A team of archaeologists have discovered a major new prehistoric monument just a short distance away from Stonehenge.
Fieldwork and analysis have revealed evidence of 20 or more massive prehistoric shafts – more than 10 metres in diameter and five metres deep – forming a circle more than two kilometres in diameter around the Durrington Walls henge.
Coring of the shafts suggest the features are Neolithic and excavated more than 4,500 years ago – around the time Durrington Walls was built.
It is thought the shafts served as a boundary to a sacred area or precinct associated with the henge.
Experts from the University of St Andrews were joined by counterparts from institutes including Birmingham, Warwick, the University of Wales Trinity Saint David and the Scottish Universities Environmental Research Centre (at the University of Glasgow). The discovery was made as part of the Stonehenge Hidden Landscapes Project, led by the University of Bradford.
Prof Vince Gaffney, 50th Anniversary Chair of the School of Archaeological and Forensic Sciences in the Faculty of Life Sciences at the University of Bradford, said it was extraordinary such a major find had been made so close to Stonehenge:
The area around Stonehenge is amongst the most studied archaeological landscapes on earth and it is remarkable that the application of new technology can still lead to the discovery of such a massive prehistoric structure which, currently, is significantly larger than any comparative prehistoric monument that we know of in Britain, at least.
When these pits were first noted it was thought they might be natural features – solution hollows in the chalk.
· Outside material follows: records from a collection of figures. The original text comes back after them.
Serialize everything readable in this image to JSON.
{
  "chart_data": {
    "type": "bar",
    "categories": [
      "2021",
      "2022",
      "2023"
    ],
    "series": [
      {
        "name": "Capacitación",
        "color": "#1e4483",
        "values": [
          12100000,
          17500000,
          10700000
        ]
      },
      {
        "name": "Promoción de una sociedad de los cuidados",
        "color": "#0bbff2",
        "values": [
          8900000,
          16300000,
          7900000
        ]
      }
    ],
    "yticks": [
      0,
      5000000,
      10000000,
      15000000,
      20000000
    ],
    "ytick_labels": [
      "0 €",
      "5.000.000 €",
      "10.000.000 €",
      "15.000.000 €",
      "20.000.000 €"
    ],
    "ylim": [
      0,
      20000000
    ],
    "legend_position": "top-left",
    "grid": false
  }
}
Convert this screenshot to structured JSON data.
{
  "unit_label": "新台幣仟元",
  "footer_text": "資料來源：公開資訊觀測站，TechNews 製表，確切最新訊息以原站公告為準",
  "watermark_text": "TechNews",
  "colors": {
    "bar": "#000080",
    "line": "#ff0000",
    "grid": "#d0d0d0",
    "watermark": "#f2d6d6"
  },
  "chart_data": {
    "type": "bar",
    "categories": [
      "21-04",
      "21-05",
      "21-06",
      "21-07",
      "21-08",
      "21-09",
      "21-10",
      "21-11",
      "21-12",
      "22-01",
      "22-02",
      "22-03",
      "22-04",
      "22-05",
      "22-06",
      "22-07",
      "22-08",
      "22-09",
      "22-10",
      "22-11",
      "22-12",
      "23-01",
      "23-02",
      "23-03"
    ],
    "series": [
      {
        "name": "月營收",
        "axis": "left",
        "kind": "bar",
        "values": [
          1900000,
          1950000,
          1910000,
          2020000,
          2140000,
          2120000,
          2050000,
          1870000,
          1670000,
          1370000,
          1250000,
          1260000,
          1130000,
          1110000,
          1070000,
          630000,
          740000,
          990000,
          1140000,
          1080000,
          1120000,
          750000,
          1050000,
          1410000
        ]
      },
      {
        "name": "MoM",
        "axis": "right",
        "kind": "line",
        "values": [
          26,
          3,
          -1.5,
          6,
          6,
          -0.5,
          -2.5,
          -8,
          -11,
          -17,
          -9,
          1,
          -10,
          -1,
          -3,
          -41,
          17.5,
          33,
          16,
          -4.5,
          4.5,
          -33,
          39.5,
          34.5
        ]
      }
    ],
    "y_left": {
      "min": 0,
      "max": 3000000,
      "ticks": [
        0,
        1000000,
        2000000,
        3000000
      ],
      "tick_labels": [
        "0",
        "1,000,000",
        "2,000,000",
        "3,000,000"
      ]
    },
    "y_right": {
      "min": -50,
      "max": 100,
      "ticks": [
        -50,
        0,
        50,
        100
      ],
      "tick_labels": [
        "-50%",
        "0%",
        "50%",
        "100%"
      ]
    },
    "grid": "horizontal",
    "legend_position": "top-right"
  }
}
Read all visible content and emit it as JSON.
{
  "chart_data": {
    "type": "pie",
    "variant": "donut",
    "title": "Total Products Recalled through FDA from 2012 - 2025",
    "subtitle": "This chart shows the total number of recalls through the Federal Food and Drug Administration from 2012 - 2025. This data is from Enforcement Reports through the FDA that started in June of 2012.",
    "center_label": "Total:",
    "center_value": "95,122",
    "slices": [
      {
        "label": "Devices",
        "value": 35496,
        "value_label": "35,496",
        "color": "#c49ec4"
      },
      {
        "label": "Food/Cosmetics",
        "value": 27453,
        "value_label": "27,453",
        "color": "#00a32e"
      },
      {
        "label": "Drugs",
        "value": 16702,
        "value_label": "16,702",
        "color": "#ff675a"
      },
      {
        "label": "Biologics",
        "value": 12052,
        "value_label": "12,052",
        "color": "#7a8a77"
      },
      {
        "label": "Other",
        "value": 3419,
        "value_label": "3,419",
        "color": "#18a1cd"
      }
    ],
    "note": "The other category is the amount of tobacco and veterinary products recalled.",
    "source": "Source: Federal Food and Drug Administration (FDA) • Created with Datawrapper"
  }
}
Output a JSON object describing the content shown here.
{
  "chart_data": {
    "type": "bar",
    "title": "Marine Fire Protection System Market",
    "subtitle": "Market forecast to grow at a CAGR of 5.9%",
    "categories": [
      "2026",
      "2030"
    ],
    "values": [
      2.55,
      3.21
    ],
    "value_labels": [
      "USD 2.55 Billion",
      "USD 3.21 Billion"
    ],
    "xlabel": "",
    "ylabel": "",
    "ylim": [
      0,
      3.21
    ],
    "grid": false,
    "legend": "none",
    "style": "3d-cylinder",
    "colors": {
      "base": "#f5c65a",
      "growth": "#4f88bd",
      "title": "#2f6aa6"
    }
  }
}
Only when the larger picture emerged, through the geophysical surveys undertaken as part of the Stonehenge Hidden Landscape Project, could we join the dots and see there was a pattern on a massive scale.
Dr Richard Bates, of the University of St Andrews’s School of Earth and Environmental Sciences, said: “Yet again, the use of a multidisciplinary effort with remote sensing and careful sampling is giving us an insight to the past that shows an even more complex society than we could ever imagine.
“Clearly sophisticated practices demonstrate that the people were so in tune with natural events to an extent that we can barely conceive in the modern world we live in today.”
Tim Kinnaird, of the same school, said: “The sedimentary infills contain a rich and fascinating archive of previously unknown environmental information.
“With optically stimulated luminescence profiling and dating, we can write detailed narratives of the Stonehenge landscape for the last 4,000 years.”
The announcement of the discovery comes after the Summer Solstice, which took place online this year with the annual gathering cancelled due to coronavirus.
English Heritage has provided access to the event since 2000 but warned visitors not to travel to the 3,000BC Neolithic monument this year.
Dr Nick Snashall, National Trust archaeologist for the Stonehenge and Avebury World Heritage Site, hailed the “astonishing discovery”.
He said: “As the place where the builders of Stonehenge lived and feasted, Durrington Walls is key to unlocking the story of the wider Stonehenge landscape, and this astonishing discovery offers us new insights into the lives and beliefs of our Neolithic ancestors.
“The Hidden Landscapes team have combined cutting-edge, archaeological fieldwork with good old-fashioned detective work to reveal this extraordinary discovery and write a whole new chapter in the story of the Stonehenge landscape.”